Jordan Harrison’s Prescient Broadway Debut Explores What It Means To Be Human

In ‘Marjorie Prime,’ director Anne Kauffman’s superb cast makes these questions resonate and sting.

Photo by Joan Marcus
Christopher Lowell and June Squibb in ‘Marjorie Prime.’ Photo by Joan Marcus

Just weeks ago, controversy erupted over a new AI-powered app that reportedly, among other functions, enables users to build interactive avatars of deceased loved ones. “2wai,” as the device is called, is the latest in a growing line of developments in “digital necromancy,” a phenomenon that in earlier stages brought celebrities back from the dead for video and film appearances.

In “Marjorie Prime,” the Pulitzer Prize finalist that marks playwright Jordan Harrison’s Broadway debut, this technology has advanced considerably. Set in the early 2060s — no year is specified outright, but details allow us to do the math — the one-act piece introduces us to an 85-year-old widow suffering from dementia; her caretakers include one Walter Prime, a sort of holographic chatbot designed to look and act exactly like her late husband, Walter, did in his early 30s.

Mr. Harrison’s probing, haunting plays have long examined what it means to be human, and how that can be impacted by external forces. His latest work produced in New York, “The Antiquities,” stretched even further ahead than “Prime” and essentially charted the self-destruction of our race through scientific and entrepreneurial ambition and arrogance.

“Prime” was actually written more than a decade ago; I was able to read the script, which has only been tweaked slightly for this production, before I saw its off-Broadway premiere in 2015. (A screen adaptation was released in 2017.) Even being aware of the twists that inform its plot and enhance its power, I found the play, at that point, as stirring on the stage as I had on the page.

What’s most striking about “Prime” 10 years on is how prophetic Mr. Harrison was, not just in predicting technological advancements but in envisioning how they might affect interpersonal relationships. Much has been reported of late about the growth in AI-generated romantic partners, a trend arguably even more alarming than reaching out to dead relatives because it allows participants to forego the challenges and rewards of connecting — physically, emotionally, and intellectually — with live human beings.

The chatbot-like figures we meet in “Prime” — Walter isn’t the only one — are programmed with memories, many fed to them second-hand, by people who knew the humans they’re simulating. “Do you have emotions … or do you just remember ours?” a human character asks one of them. “Do you feel anything?”

Danny Burstein and Cynthia Nixon in ‘Marjorie Prime.’ Photo by Joan Marcus

Director Anne Kauffman’s superb cast, which includes celebrated stage and screen veterans, makes these questions resonate and sting. When Walter Prime admits, “I sound like whoever I talk to,” Christopher Abbott brings a bright but somehow affectless quality to the line. Walter’s job is to be pleasant and reassuring, and to boost Marjorie’s confidence — not unlike an AI-generated academic coach trying to encourage a struggling student.

June Squibb, a 96-year-old miracle of nature, gives Marjorie an edge of mischief that reminds us the character hasn’t entirely lost her marbles, or her spunk. Walter’s literally artificial, almost patronizing compassion — “I’ll be right here, Marjorie … I have all the time in the world,” he says — can amuse her as much as her middle-aged daughter’s more abrasive solicitousness irritates her.

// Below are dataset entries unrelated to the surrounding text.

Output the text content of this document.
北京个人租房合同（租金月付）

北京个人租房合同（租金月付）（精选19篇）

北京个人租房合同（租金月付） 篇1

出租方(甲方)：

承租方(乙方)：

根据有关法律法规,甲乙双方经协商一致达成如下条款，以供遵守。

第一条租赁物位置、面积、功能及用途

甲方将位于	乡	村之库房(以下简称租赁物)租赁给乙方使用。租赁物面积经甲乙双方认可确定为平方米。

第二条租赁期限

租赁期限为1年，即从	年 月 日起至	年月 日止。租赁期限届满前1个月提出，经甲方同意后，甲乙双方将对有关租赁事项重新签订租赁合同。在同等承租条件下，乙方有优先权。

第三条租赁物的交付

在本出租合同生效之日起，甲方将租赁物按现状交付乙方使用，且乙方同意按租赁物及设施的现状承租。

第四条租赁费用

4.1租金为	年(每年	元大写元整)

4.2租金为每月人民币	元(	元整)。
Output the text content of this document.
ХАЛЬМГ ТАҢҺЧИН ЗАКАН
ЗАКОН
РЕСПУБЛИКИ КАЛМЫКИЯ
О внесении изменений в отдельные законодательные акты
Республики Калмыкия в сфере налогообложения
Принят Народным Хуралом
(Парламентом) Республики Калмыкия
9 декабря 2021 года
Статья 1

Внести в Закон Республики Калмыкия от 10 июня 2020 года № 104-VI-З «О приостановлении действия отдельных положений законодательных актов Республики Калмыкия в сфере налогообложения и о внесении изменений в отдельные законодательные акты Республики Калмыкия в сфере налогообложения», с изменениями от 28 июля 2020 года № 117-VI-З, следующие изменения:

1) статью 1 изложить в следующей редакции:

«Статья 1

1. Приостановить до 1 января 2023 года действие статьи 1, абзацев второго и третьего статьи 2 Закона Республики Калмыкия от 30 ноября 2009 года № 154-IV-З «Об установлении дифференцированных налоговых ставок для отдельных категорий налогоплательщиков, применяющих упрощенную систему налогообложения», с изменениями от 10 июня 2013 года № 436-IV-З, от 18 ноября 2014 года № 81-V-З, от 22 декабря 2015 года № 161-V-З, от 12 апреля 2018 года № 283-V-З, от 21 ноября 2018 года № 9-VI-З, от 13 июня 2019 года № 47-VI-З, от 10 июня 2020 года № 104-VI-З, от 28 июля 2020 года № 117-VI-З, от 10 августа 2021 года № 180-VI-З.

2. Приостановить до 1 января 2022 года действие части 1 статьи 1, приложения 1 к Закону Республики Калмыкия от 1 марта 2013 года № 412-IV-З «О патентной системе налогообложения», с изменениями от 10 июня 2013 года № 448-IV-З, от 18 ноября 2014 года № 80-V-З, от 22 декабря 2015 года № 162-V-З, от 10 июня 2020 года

That daughter, Tess, and her gentler husband, Jon, are juggling the frustrating and saddening process of caring for Marjorie with shepherding their adult children. Cynthia Nixon and Danny Burstein bring predictable wit and empathy to these parts; the performers are especially moving, as is Ms. Squibb, in scenes that emphasize Marjorie’s lingering self-awareness, which can have painful implications for both the elderly woman and those trying to determine how best, and how much, to protect her.

The most chilling scene in “Marjorie Prime” is the final one, in which we witness a three-way conversation that on the surface seems like a study in banal bonhomie, but is in fact something much creepier. Suffice it to say you may leave this gripping production newly grateful for the conflict and candor and ambiguity that help make life and love interesting and authentic, at least for the time being.